Powered by business value
Boston-based LNS Research conservatively estimated that more than 1,000 digital twin models may be required to model the operations of a typical refinery. The scale of digital twins will deliver value for the enterprise. For example, unit level models can deliver very high value returns for digital twins - involving process, asset condition, and the control & optimization of online models. Energy and utility models, refinery and bulk chemical planning, specialty chemical scheduling, debottlenecking and de-risking, as well as emissions are very high-value opportunities for plants to adopt digital twin models. As a new but important area, enterprise -level digital twins enable rapid analysis of available enterprise profit opportunity options and effectively present actionable information at the executive level.

Examples of how digital twins can add value to businesses:
  • A Bolivian upstream company, YPFB Andina, has increased yield via an asset-wide digital twin model.
  • A major US-based international refiner has adopted machine learning digital twins to improve refining uptime and margins, saving money in the process.

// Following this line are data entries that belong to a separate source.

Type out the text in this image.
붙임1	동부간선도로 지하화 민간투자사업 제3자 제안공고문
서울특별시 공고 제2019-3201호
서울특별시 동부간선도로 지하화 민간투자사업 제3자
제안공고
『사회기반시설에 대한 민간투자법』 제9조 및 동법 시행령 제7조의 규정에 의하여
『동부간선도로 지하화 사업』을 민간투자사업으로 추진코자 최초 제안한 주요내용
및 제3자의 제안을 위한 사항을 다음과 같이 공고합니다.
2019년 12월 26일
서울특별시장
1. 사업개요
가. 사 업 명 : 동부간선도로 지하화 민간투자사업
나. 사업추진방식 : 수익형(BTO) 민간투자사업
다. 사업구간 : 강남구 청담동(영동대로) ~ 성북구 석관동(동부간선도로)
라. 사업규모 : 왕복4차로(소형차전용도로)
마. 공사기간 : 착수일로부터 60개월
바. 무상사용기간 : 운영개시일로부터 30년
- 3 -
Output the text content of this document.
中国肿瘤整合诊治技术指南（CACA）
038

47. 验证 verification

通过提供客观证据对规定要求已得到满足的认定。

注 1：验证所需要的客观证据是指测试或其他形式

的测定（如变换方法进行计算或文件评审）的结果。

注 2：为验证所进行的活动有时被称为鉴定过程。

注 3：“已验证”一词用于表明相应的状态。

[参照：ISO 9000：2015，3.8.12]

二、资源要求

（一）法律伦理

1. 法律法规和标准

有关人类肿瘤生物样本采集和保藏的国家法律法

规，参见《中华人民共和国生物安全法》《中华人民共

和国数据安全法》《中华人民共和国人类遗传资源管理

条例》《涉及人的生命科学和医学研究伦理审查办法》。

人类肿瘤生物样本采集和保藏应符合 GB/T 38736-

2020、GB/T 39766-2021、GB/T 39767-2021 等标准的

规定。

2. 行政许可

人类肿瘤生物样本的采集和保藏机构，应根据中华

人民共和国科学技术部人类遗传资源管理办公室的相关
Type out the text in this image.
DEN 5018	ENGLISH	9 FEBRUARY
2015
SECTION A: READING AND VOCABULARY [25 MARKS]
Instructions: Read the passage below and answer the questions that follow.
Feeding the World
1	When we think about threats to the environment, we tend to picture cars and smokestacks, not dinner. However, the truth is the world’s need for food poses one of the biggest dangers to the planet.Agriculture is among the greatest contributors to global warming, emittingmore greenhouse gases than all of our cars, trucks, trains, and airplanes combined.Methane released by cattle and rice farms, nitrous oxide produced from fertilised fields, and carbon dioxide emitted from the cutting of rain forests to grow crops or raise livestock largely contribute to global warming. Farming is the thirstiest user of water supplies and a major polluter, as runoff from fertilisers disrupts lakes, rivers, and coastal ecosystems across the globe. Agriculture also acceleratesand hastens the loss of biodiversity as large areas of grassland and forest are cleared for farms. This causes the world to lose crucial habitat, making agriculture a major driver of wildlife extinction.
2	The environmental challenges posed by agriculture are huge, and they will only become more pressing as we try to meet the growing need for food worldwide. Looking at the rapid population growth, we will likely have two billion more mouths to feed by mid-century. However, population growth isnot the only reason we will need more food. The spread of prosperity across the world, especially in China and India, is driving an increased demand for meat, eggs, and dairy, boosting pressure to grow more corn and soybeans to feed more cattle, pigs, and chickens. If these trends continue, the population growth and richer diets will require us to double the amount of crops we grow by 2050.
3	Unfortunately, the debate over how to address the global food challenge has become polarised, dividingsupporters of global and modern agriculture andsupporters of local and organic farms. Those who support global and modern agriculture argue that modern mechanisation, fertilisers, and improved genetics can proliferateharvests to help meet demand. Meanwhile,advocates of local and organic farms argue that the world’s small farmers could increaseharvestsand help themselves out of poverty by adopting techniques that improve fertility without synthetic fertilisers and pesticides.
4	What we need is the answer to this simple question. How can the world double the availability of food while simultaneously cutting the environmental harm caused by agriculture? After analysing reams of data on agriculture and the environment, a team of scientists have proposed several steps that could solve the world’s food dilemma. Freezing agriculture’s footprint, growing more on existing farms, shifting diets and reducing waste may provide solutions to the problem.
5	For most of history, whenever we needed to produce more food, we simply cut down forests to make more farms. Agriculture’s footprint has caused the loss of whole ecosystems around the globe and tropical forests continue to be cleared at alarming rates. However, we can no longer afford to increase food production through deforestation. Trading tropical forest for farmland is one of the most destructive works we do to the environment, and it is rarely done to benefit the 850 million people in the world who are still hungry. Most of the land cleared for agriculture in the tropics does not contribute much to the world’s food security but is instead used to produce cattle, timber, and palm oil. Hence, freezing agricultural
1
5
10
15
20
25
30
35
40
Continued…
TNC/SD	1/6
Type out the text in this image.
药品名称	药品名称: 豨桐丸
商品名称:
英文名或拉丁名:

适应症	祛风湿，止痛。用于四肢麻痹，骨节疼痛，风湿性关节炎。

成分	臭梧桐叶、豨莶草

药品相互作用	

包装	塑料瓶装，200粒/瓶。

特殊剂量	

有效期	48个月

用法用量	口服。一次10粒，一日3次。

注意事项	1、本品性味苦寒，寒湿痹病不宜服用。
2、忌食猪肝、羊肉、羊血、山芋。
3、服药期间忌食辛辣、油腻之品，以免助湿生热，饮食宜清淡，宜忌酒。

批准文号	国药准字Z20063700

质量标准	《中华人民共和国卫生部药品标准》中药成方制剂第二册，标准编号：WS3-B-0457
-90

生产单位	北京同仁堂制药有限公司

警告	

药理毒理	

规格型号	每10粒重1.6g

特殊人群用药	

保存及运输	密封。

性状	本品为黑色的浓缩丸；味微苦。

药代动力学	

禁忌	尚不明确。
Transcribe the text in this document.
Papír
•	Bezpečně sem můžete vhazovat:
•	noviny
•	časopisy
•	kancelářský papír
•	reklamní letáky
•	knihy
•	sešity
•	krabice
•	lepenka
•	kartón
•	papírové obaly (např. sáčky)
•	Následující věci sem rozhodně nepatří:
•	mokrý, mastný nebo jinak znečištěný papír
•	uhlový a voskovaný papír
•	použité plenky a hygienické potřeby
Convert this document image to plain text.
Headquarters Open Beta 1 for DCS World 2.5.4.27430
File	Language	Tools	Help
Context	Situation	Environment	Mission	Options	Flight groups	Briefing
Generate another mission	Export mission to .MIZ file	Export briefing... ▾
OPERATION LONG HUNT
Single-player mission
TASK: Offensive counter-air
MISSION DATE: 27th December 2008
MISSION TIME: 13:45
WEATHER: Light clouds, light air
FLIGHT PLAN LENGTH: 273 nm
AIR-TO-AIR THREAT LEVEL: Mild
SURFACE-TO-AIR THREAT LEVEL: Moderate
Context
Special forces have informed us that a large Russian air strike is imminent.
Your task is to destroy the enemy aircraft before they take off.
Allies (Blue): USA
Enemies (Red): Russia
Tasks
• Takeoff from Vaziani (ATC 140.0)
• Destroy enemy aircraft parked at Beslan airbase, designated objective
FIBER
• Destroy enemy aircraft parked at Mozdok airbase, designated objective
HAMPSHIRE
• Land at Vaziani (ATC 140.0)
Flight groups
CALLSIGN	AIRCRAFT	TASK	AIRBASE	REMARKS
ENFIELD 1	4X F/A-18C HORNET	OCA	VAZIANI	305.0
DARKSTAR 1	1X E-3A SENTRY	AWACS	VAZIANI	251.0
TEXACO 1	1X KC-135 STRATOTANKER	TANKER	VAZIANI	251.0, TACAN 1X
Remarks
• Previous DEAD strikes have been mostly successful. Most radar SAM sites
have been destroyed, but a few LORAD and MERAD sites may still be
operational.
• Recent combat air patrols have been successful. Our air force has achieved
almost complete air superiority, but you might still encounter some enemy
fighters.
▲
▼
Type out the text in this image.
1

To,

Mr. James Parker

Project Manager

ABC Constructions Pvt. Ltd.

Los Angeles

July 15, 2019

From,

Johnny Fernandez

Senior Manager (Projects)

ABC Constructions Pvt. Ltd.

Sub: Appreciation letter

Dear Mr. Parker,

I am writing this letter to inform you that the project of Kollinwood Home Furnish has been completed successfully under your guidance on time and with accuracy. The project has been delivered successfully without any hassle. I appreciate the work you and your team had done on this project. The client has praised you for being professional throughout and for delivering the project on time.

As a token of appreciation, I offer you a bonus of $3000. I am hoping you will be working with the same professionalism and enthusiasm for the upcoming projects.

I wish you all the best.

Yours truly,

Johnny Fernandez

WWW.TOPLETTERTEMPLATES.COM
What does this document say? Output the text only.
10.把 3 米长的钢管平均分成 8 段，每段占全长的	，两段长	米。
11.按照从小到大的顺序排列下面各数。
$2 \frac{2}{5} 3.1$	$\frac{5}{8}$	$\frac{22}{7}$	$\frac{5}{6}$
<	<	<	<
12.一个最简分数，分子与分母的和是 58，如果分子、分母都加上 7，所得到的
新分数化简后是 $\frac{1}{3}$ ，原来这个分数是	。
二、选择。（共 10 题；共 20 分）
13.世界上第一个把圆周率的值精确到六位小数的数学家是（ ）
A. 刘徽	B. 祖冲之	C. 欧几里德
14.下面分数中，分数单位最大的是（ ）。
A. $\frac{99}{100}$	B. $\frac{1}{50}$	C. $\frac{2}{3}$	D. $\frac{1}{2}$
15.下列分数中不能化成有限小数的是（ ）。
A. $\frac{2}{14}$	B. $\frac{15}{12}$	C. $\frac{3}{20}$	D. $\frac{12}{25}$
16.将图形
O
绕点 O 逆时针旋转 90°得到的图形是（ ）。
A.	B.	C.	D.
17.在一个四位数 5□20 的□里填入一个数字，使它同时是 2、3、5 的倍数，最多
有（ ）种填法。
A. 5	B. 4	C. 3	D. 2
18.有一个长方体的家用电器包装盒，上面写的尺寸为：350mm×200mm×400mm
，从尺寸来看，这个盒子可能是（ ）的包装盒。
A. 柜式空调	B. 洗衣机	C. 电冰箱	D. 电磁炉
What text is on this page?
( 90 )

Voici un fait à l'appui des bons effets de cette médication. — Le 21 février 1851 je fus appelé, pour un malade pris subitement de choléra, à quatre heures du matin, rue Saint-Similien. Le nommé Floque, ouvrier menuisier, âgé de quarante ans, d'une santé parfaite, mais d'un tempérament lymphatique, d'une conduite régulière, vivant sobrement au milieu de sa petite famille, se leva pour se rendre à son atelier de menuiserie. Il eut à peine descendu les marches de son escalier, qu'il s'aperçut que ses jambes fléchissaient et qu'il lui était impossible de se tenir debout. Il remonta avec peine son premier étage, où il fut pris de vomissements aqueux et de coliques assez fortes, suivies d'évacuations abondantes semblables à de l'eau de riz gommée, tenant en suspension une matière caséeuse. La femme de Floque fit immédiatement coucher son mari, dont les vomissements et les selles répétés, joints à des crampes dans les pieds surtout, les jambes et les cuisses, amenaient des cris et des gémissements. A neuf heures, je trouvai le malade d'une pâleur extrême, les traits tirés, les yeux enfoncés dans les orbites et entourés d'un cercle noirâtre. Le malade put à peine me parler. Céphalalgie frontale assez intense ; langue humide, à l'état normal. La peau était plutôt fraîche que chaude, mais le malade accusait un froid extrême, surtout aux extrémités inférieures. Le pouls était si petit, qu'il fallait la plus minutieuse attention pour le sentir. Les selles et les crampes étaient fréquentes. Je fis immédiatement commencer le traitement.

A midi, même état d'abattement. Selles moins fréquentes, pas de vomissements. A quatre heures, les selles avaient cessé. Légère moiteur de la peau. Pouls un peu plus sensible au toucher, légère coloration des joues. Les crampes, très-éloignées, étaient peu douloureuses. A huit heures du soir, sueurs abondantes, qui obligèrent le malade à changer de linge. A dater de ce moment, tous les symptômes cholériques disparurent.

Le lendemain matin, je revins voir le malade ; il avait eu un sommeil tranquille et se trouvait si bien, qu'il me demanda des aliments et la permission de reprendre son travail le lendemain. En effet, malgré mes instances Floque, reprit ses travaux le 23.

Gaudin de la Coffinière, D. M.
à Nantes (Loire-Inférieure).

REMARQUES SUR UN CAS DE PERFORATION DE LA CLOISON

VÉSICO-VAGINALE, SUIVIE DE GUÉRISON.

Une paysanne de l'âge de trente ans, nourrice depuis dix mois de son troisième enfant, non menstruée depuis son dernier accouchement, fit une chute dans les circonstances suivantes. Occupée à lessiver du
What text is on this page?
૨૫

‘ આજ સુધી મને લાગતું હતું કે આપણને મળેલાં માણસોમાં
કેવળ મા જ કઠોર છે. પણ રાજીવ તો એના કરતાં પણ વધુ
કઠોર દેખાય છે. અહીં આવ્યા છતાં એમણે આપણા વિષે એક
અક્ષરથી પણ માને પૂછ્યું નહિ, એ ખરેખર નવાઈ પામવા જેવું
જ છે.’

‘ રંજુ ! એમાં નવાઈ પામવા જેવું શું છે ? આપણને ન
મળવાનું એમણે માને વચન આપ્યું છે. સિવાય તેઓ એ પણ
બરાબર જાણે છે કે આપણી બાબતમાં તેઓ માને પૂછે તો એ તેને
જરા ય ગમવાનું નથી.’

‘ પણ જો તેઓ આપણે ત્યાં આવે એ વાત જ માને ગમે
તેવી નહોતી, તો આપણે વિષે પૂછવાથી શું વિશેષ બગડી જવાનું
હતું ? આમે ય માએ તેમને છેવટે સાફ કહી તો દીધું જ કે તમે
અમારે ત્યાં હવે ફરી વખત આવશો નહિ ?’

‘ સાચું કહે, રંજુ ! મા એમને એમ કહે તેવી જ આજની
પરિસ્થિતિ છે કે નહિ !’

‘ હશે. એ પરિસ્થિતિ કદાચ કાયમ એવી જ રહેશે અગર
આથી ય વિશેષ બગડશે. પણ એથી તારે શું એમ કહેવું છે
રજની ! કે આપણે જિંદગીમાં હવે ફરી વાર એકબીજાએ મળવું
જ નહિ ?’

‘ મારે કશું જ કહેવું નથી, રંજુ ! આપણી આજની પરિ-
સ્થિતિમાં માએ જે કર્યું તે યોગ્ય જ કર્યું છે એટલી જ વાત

  • Abu Dhabi National Oil Company (ADNOC) via Equinox, has constructed an asset-wide twin with a visualization dashboard to achieve better decisionmaking and sustainability milestones.
  • Sustainability is a key business driver for Bharat Petroleum (BPCL).
This resulted in the deployment of an integrated digital twin to optimize sulfur recovery - encompassing software, such as AspenTech's selfdiagnosing adaptive process control and engineering software models to improve contaminant removal, as well as visualization and key performance indicator (KPI) dashboard. Within six months, the implementation resulted in 90 percent reduction in sulfur emissions and economic value from the recovered sulfur for sale.
  • A service provider in Alberta oil fields, Process Ecology, mitigated costs in fine payments via online digital twin models, in the area of compliance and permitting.
  • Via a digital twin, Momentive Specialty Chemicals optimized their supply chain daily, in the area of order fulfillment and working capital.
  • Forbes has also reported that AspenTech's customer - Perstorp - one of the leading global specialty chemicals manufacturers, has a model that contains 1.5 million variables and 500,000 constraints. Perstorp has been reportedly evaluating demand-supply scenarios based on marginal contribution impact and plans to have the whole company in a unified model.
  • A polymer producer implemented data analytics digital twin, principled on a multivariate analysis, to manage a wider range of specialty chemical applications where product quality is the key and often problematic.
Conclusion: Companies have been progressing with new and advanced technologies, as it is necessary to be strategic and to have a roadmap to get ahead. As companies invest in digital twins, it is critical to observe (at a high level) how this technology will help businesses to overtake the competition. Beyond technology, companies should also take note of their organizational change and evolution. The organization's ability to adopt, as well as the level of enthusiasm and readiness should be managed regularly, as the value creation in business is the key driver for technology.